Grant number: 16/19084-8
Support type:Scholarships in Brazil - Doctorate
Effective date (Start): December 01, 2016
Effective date (End): February 09, 2021
Field of knowledge:Biological Sciences - Morphology - Cytology and Cell Biology
Principal Investigator:Marimélia Aparecida Porcionatto
Grantee:Lina Maria Delgado Garcia
Home Institution: Escola Paulista de Medicina (EPM). Universidade Federal de São Paulo (UNIFESP). Campus São Paulo. São Paulo , SP, Brazil
Associated scholarship(s):19/09183-7 - Characterization of astroglial clonal responses in experimental animal models of brain injury, BE.EP.DR

Abstract

Astrocyte activation is the main line of response to lesions in the central nervous system (CNS). The reactive astrocytes perform different roles, as the maintenance of the inflammatory response and secretion of factors that modify the extracellular matrix at the injury site. Recent studies show that reactive astrocytes undergo a process of dedifferentiation into neural stem cells (NSC). Gal3 is a protein that binds to galactosides, is widely expressed in neurogenic niches of the CNS and in NSC, acting as regulator of diverse intracellular signaling pathways as well as in molecular interactions in the extracellular microenvironment. In reactive astrocytes, the expression of Gal3 is predictive of dedifferentiation into NSC. In NSC intracellular environment, Gal3 can enter the nucleus where it regulates cellular proliferation. This activity has been related to the regulation of expression of cyclins and its inhibitors, mainly, cyclin A, cyclin D, p21WAF1/CIP1 and p27KIP1. Furthermore, it is known that Wnt, SHH and Notch signaling pathways are important for the function of NSC and progenitors in the neurogenic niches, considering that the crosstalk among this pathways have been demonstrated to be relevant for stem cell maintenance. Considering these findings, in this project we aim to study the effect of the crosstalk among Wnt, SHH and Notch signaling pathways in the generation of of reactive astrocytes-derived NSC from Gal3 knockout mice (Gal3-/-), and to evaluate the effect of Gal3 in those signaling pathways, with special interest in the control of proliferation.

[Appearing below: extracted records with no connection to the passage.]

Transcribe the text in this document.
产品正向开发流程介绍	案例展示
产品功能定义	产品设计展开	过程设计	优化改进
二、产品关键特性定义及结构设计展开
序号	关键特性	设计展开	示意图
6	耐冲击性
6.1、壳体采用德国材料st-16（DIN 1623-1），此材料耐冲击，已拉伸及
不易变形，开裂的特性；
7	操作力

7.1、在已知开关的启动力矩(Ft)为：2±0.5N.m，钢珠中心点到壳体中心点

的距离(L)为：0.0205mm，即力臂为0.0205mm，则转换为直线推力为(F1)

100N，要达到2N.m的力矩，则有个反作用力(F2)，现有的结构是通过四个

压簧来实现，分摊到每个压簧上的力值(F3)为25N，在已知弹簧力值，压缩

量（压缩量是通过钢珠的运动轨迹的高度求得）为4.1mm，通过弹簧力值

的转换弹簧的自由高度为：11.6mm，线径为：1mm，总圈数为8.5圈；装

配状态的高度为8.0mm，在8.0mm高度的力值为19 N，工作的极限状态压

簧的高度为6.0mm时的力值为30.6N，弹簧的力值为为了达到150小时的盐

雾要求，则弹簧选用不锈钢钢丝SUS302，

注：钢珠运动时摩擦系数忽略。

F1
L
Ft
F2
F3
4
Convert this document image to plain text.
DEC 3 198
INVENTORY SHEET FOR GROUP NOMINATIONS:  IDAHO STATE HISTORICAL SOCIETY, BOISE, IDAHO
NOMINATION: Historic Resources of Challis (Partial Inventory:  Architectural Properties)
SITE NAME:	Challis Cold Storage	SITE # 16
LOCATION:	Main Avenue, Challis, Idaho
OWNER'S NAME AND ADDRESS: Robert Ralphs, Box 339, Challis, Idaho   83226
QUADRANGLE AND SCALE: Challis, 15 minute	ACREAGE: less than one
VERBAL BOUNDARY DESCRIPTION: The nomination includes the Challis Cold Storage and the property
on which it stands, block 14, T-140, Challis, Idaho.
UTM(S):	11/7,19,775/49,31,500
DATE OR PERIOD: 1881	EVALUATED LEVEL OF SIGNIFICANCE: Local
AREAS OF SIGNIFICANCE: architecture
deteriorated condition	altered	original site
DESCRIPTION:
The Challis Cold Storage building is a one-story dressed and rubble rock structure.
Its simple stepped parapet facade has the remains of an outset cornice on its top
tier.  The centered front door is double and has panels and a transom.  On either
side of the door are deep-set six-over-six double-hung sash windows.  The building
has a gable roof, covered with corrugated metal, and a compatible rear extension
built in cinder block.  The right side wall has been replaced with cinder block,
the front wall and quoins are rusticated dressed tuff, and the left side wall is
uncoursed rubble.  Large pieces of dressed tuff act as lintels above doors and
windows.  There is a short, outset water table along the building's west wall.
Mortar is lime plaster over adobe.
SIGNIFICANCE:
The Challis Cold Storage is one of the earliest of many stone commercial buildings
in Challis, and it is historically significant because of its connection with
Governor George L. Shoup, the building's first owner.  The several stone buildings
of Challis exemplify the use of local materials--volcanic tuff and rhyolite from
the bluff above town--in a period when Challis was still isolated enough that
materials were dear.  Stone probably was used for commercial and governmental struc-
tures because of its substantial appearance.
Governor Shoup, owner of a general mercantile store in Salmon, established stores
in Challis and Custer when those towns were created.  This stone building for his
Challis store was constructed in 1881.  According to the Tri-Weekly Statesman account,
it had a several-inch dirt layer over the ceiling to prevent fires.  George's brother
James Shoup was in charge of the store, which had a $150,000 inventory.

We hypothesize that Gal3 acts in the control of proliferation of reactive astrocytes-derived NSC throughout the action of Wnt, SHH and Notch. Understanding the mechanisms involved in the cellular and molecular response of the organism to injuries and degeneration of the CNS could serve as a basis to the development of new drugs and therapeutic strategies to treat pathologies that affect the brain.